The concept of monitoring software systems is far from novel. The concept of observability first appeared in 1960 but got its legs more recently as software systems required further insight beyond what traditional monitoring provided. Traditional monitoring focuses on individual areas of the software system. This type of monitoring can identify an issue in one part of the system such as the network, database or server but can’t track the request life cycle or surface an issue in another part of the system. The concept of observability, in contrast, centers around collecting data from all parts of the system to provide a unified view of the software at large.
The Three Pillars of Observability:
Metrics paint the overall picture of a software system. They monitor baseline performance, pinpoint anomalies when they occur and identify trends. Metrics aren’t one size fits all. Whoever is collecting metrics determines which metrics to collect. Popular metrics that many businesses or developers collect are CPU utilization, network traffic, latency or user signups.
Metrics focus on one area of the system making it hard to track issues across a distributed system. Best practices suggest collecting data in regular intervals and using numerical values to store metrics.
Logs are records. They differentiate from metrics in that they record events, but, similar to metrics, these events are anything deemed important by the business or software. This includes anything from general information, to any event surpassing a certain threshold, to warnings and errors. The historical record created by logs provides insight into issues within a software environment. When an error occurs, the logs show when it occurred and which events correlate to it.
There’s a delicate balance with logs between being helpful or harmful. Log data is a delicate subject. Providing data is why logs exist, but it can’t be just any data. Too much data might overwhelm a system and lead to higher latency. Logs don’t have authorization to reveal sensitive or private data. And then there’s storage. The useful lifespan of a log is short. Their usefulness diminishes as they get older. Store logs long enough to fulfill their lifespan and evict or archive accordingly to reduce overhead storage so they don’t overwhelm a database.
Traces track the end-to-end behavior of a request as it moves through a distributed or microservice system. The data collected in distributed tracing brings higher visibility to requests that use multiple internal microservices.

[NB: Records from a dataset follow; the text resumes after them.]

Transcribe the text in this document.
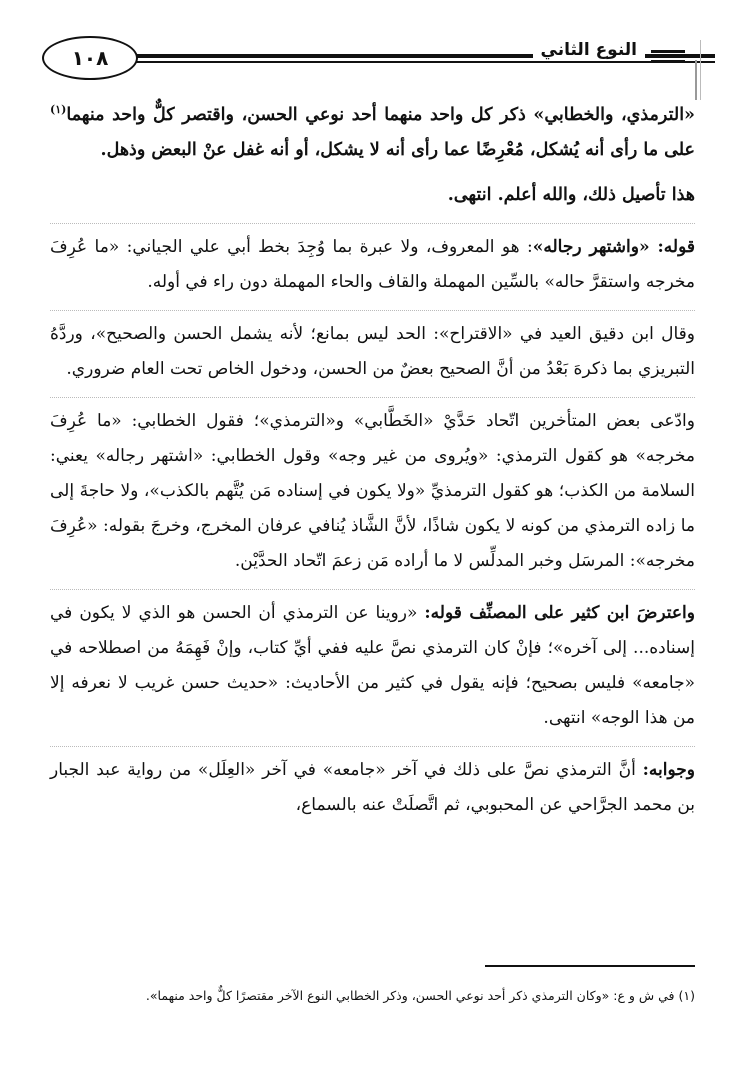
١٠٨	النوع الثاني

«الترمذي، والخطابي» ذكر كل واحد منهما أحد نوعي الحسن، واقتصر كلٌّ واحد منهما$^{(١)}$ على ما رأى أنه يُشكل، مُعْرِضًا عما رأى أنه لا يشكل، أو أنه غفل عنْ البعض وذهل.

هذا تأصيل ذلك، والله أعلم. انتهى.

قوله: «واشتهر رجاله»: هو المعروف، ولا عبرة بما وُجِدَ بخط أبي علي الجياني: «ما عُرِفَ مخرجه واستقرَّ حاله» بالسِّين المهملة والقاف والحاء المهملة دون راء في أوله.

وقال ابن دقيق العيد في «الاقتراح»: الحد ليس بمانع؛ لأنه يشمل الحسن والصحيح»، وردَّهُ التبريزي بما ذكرهَ بَعْدُ من أنَّ الصحيح بعضٌ من الحسن، ودخول الخاص تحت العام ضروري.

وادّعى بعض المتأخرين اتّحاد حَدَّيْ «الخَطَّابي» و«الترمذي»؛ فقول الخطابي: «ما عُرِفَ مخرجه» هو كقول الترمذي: «ويُروى من غير وجه» وقول الخطابي: «اشتهر رجاله» يعني: السلامة من الكذب؛ هو كقول الترمذيِّ «ولا يكون في إسناده مَن يُتَّهم بالكذب»، ولا حاجةَ إلى ما زاده الترمذي من كونه لا يكون شاذًا، لأنَّ الشَّاذ يُنافي عرفان المخرج، وخرجَ بقوله: «عُرِفَ مخرجه»: المرسَل وخبر المدلِّس لا ما أراده مَن زعمَ اتّحاد الحدَّيْن.

واعترضَ ابن كثير على المصنِّف قوله: «روينا عن الترمذي أن الحسن هو الذي لا يكون في إسناده... إلى آخره»؛ فإنْ كان الترمذي نصَّ عليه ففي أيِّ كتاب، وإنْ فَهِمَهُ من اصطلاحه في «جامعه» فليس بصحيح؛ فإنه يقول في كثير من الأحاديث: «حديث حسن غريب لا نعرفه إلا من هذا الوجه» انتهى.

وجوابه: أنَّ الترمذي نصَّ على ذلك في آخر «جامعه» في آخر «العِلَل» من رواية عبد الجبار بن محمد الجرَّاحي عن المحبوبي، ثم اتَّصلَتْ عنه بالسماع،

(١) في ش و ع: «وكان الترمذي ذكر أحد نوعي الحسن، وذكر الخطابي النوع الآخر مقتصرًا كلٌّ واحد منهما».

Traces provide insight into how a request behaves at specific points in an application, such as proxies, middleware and caches, to identify any forks in the execution flow or network hops across system boundaries.
OpenTelemetry (OTEL) is a standardized, open source framework consisting of tools, APIs and SDKs that simplify the collection of telemetry data. Metrics, logs and traces fall under the category of telemetry data. By removing vendor lock-in and creating available tooling for all, OTEL aims to drive innovation in the observability space. The result is access to a wider set of options for developers to use when analyzing their logs, metrics and traces. This leads to greater ease of use when it comes to implementing observability best practices. It’s an incubating project with the Cloud Native Computing Foundation (CNCF) and resulted from the merger of the OpenCensus and OpenTracing projects. The developer community supports OTEL and a rich community sprung up around it.

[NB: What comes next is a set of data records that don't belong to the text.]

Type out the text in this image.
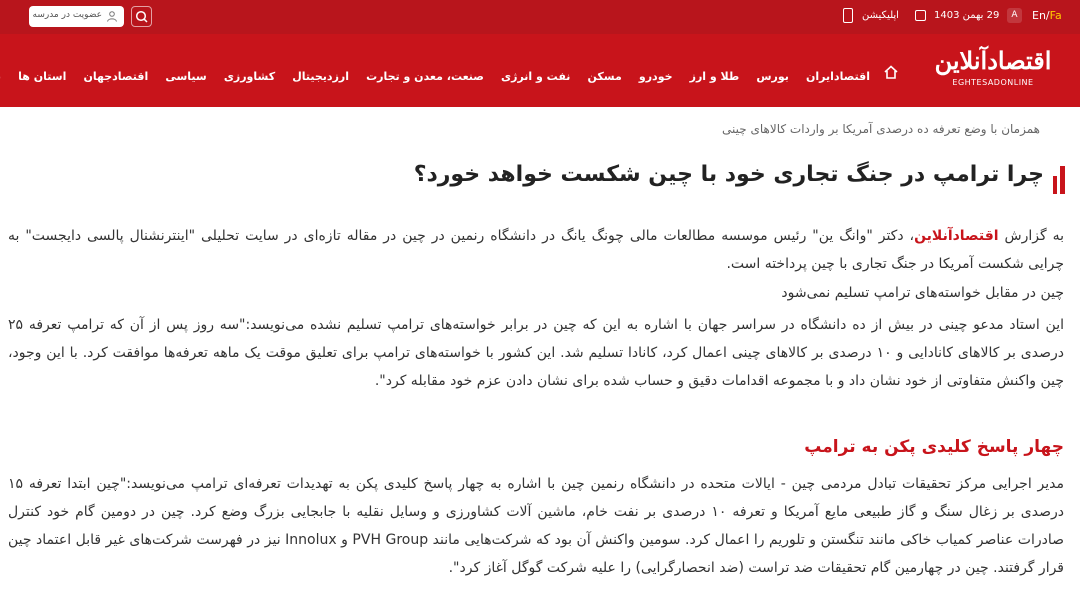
En/Fa
A
29 بهمن 1403
اپلیکیشن
عضویت در مدرسه
اقتصادآنلاین
EGHTESADONLINE
اقتصادایران بورس طلا و ارز خودرو مسکن نفت و انرژی صنعت، معدن و تجارت ارزدیجیتال کشاورزی سیاسی اقتصادجهان استان ها
همزمان با وضع تعرفه ده درصدی آمریکا بر واردات کالاهای چینی
چرا ترامپ در جنگ تجاری خود با چین شکست خواهد خورد؟

به گزارش اقتصادآنلاین، دکتر "وانگ ین" رئیس موسسه مطالعات مالی چونگ یانگ در دانشگاه رنمین در چین در مقاله تازه‌ای در سایت تحلیلی "اینترنشنال پالسی دایجست" به چرایی شکست آمریکا در جنگ تجاری با چین پرداخته است.

چین در مقابل خواسته‌های ترامپ تسلیم نمی‌شود

این استاد مدعو چینی در بیش از ده دانشگاه در سراسر جهان با اشاره به این که چین در برابر خواسته‌های ترامپ تسلیم نشده می‌نویسد:"سه روز پس از آن که ترامپ تعرفه ۲۵ درصدی بر کالاهای کانادایی و ۱۰ درصدی بر کالاهای چینی اعمال کرد، کانادا تسلیم شد. این کشور با خواسته‌های ترامپ برای تعلیق موقت یک ماهه تعرفه‌ها موافقت کرد. با این وجود، چین واکنش متفاوتی از خود نشان داد و با مجموعه اقدامات دقیق و حساب شده برای نشان دادن عزم خود مقابله کرد".

چهار پاسخ کلیدی پکن به ترامپ

مدیر اجرایی مرکز تحقیقات تبادل مردمی چین - ایالات متحده در دانشگاه رنمین چین با اشاره به چهار پاسخ کلیدی پکن به تهدیدات تعرفه‌ای ترامپ می‌نویسد:"چین ابتدا تعرفه ۱۵ درصدی بر زغال سنگ و گاز طبیعی مایع آمریکا و تعرفه ۱۰ درصدی بر نفت خام، ماشین آلات کشاورزی و وسایل نقلیه با جابجایی بزرگ وضع کرد. چین در دومین گام خود کنترل صادرات عناصر کمیاب خاکی مانند تنگستن و تلوریم را اعمال کرد. سومین واکنش آن بود که شرکت‌هایی مانند PVH Group و Innolux نیز در فهرست شرکت‌های غیر قابل اعتماد چین قرار گرفتند. چین در چهارمین گام تحقیقات ضد تراست (ضد انحصارگرایی) را علیه شرکت گوگل آغاز کرد".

Breaking free of the restraints of vendor lock-in opens software systems up to numerous database options for storing telemetry data. Of those options, a strong place to store telemetry data is in a purpose-built time series database. First, observability measures a software system over time, and time series databases store high volumes of data written and queried across ranges of time. Analyzing time series data, like metrics, requires querying data across ranges of time. Those queries are easy to execute with a time series database and difficult for other database types to execute efficiently.
InfluxDB 3.0 and Observability
InfluxDB 3.0, launched in April, makes working with OTEL more accessible than ever. The new database engine was built on top of Apache Arrow and brought many performance improvements over previous versions of InfluxDB. The database now supports unlimited cardinality data without affecting performance, which translates into 100 times faster queries against high-cardinality data. InfluxDB 3.0 ingests and queries data in real time, making it ideal for applications that require real-time analytics, such as observability. Real-time analytics also makes identifying anomalies much faster.

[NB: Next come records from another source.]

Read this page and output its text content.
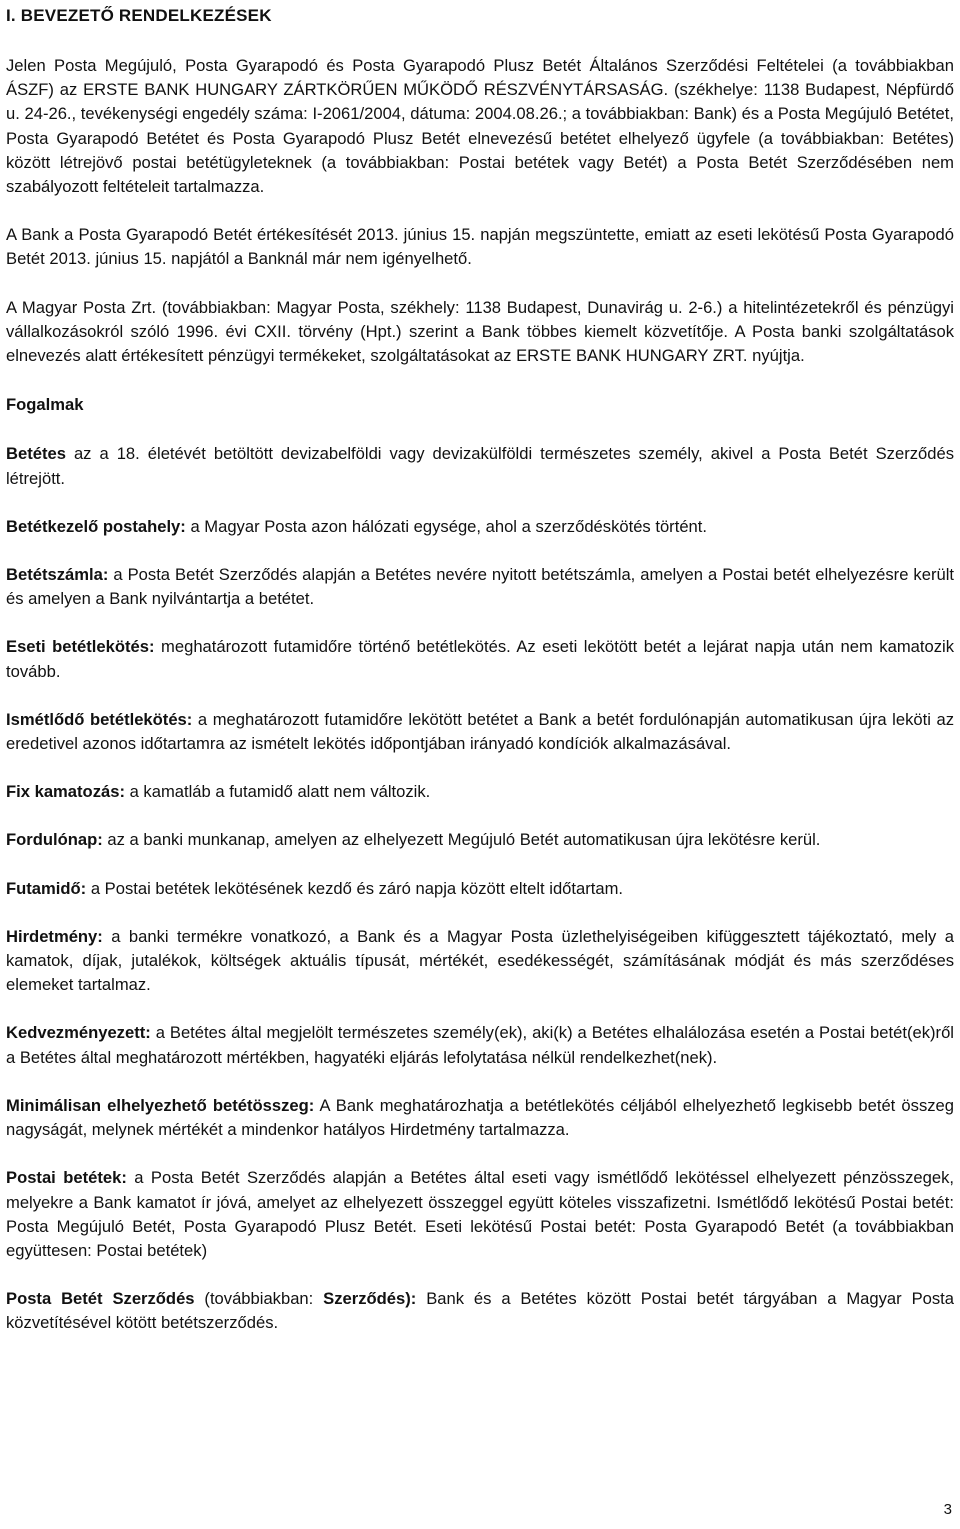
I. BEVEZETŐ RENDELKEZÉSEK

Jelen Posta Megújuló, Posta Gyarapodó és Posta Gyarapodó Plusz Betét Általános Szerződési Feltételei (a továbbiakban ÁSZF) az ERSTE BANK HUNGARY ZÁRTKÖRŰEN MŰKÖDŐ RÉSZVÉNYTÁRSASÁG. (székhelye: 1138 Budapest, Népfürdő u. 24-26., tevékenységi engedély száma: I-2061/2004, dátuma: 2004.08.26.; a továbbiakban: Bank) és a Posta Megújuló Betétet, Posta Gyarapodó Betétet és Posta Gyarapodó Plusz Betét elnevezésű betétet elhelyező ügyfele (a továbbiakban: Betétes) között létrejövő postai betétügyleteknek (a továbbiakban: Postai betétek vagy Betét) a Posta Betét Szerződésében nem szabályozott feltételeit tartalmazza.

A Bank a Posta Gyarapodó Betét értékesítését 2013. június 15. napján megszüntette, emiatt az eseti lekötésű Posta Gyarapodó Betét 2013. június 15. napjától a Banknál már nem igényelhető.

A Magyar Posta Zrt. (továbbiakban: Magyar Posta, székhely: 1138 Budapest, Dunavirág u. 2-6.) a hitelintézetekről és pénzügyi vállalkozásokról szóló 1996. évi CXII. törvény (Hpt.) szerint a Bank többes kiemelt közvetítője. A Posta banki szolgáltatások elnevezés alatt értékesített pénzügyi termékeket, szolgáltatásokat az ERSTE BANK HUNGARY ZRT. nyújtja.

Fogalmak

Betétes az a 18. életévét betöltött devizabelföldi vagy devizakülföldi természetes személy, akivel a Posta Betét Szerződés létrejött.

Betétkezelő postahely: a Magyar Posta azon hálózati egysége, ahol a szerződéskötés történt.

Betétszámla: a Posta Betét Szerződés alapján a Betétes nevére nyitott betétszámla, amelyen a Postai betét elhelyezésre került és amelyen a Bank nyilvántartja a betétet.

Eseti betétlekötés: meghatározott futamidőre történő betétlekötés. Az eseti lekötött betét a lejárat napja után nem kamatozik tovább.

Ismétlődő betétlekötés: a meghatározott futamidőre lekötött betétet a Bank a betét fordulónapján automatikusan újra leköti az eredetivel azonos időtartamra az ismételt lekötés időpontjában irányadó kondíciók alkalmazásával.

Fix kamatozás: a kamatláb a futamidő alatt nem változik.

Fordulónap: az a banki munkanap, amelyen az elhelyezett Megújuló Betét automatikusan újra lekötésre kerül.

Futamidő: a Postai betétek lekötésének kezdő és záró napja között eltelt időtartam.

Hirdetmény: a banki termékre vonatkozó, a Bank és a Magyar Posta üzlethelyiségeiben kifüggesztett tájékoztató, mely a kamatok, díjak, jutalékok, költségek aktuális típusát, mértékét, esedékességét, számításának módját és más szerződéses elemeket tartalmaz.

Kedvezményezett: a Betétes által megjelölt természetes személy(ek), aki(k) a Betétes elhalálozása esetén a Postai betét(ek)ről a Betétes által meghatározott mértékben, hagyatéki eljárás lefolytatása nélkül rendelkezhet(nek).

Minimálisan elhelyezhető betétösszeg: A Bank meghatározhatja a betétlekötés céljából elhelyezhető legkisebb betét összeg nagyságát, melynek mértékét a mindenkor hatályos Hirdetmény tartalmazza.

Postai betétek: a Posta Betét Szerződés alapján a Betétes által eseti vagy ismétlődő lekötéssel elhelyezett pénzösszegek, melyekre a Bank kamatot ír jóvá, amelyet az elhelyezett összeggel együtt köteles visszafizetni. Ismétlődő lekötésű Postai betét: Posta Megújuló Betét, Posta Gyarapodó Plusz Betét. Eseti lekötésű Postai betét: Posta Gyarapodó Betét (a továbbiakban együttesen: Postai betétek)

Posta Betét Szerződés (továbbiakban: Szerződés): Bank és a Betétes között Postai betét tárgyában a Magyar Posta közvetítésével kötött betétszerződés.

3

- What schema do we follow?
- How do we convert traces to line protocol?
- How does InfluxDB connect with the larger observability ecosystem?
The InfluxDB team has a new tutorial that includes a full repo and code walkthrough centered around how to collect traces, logs and metrics. The tech stack is InfluxDB 3.0, Jaeger and Grafana.
Software systems are becoming more and more complicated, but identifying and solving bottlenecks, bugs and errors doesn’t have to be. Metrics, used in traditional monitoring, are numerical records of different parts of the system. Logs record historical events. Traces provide visibility into how requests behave as they move throughout the entire system. Just like everything else, telemetry data is just data. Its true value lies in what you do with it.
InfluxDB is purpose-built to work with time series data, and telemetry data is time series data. The creation of OpenTelemetry opened many doors when it came to how developers handled observability practices. Working with OTEL and InfluxDB brings the power of real-time analytics, unlimited cardinality and fast querying to your telemetry data.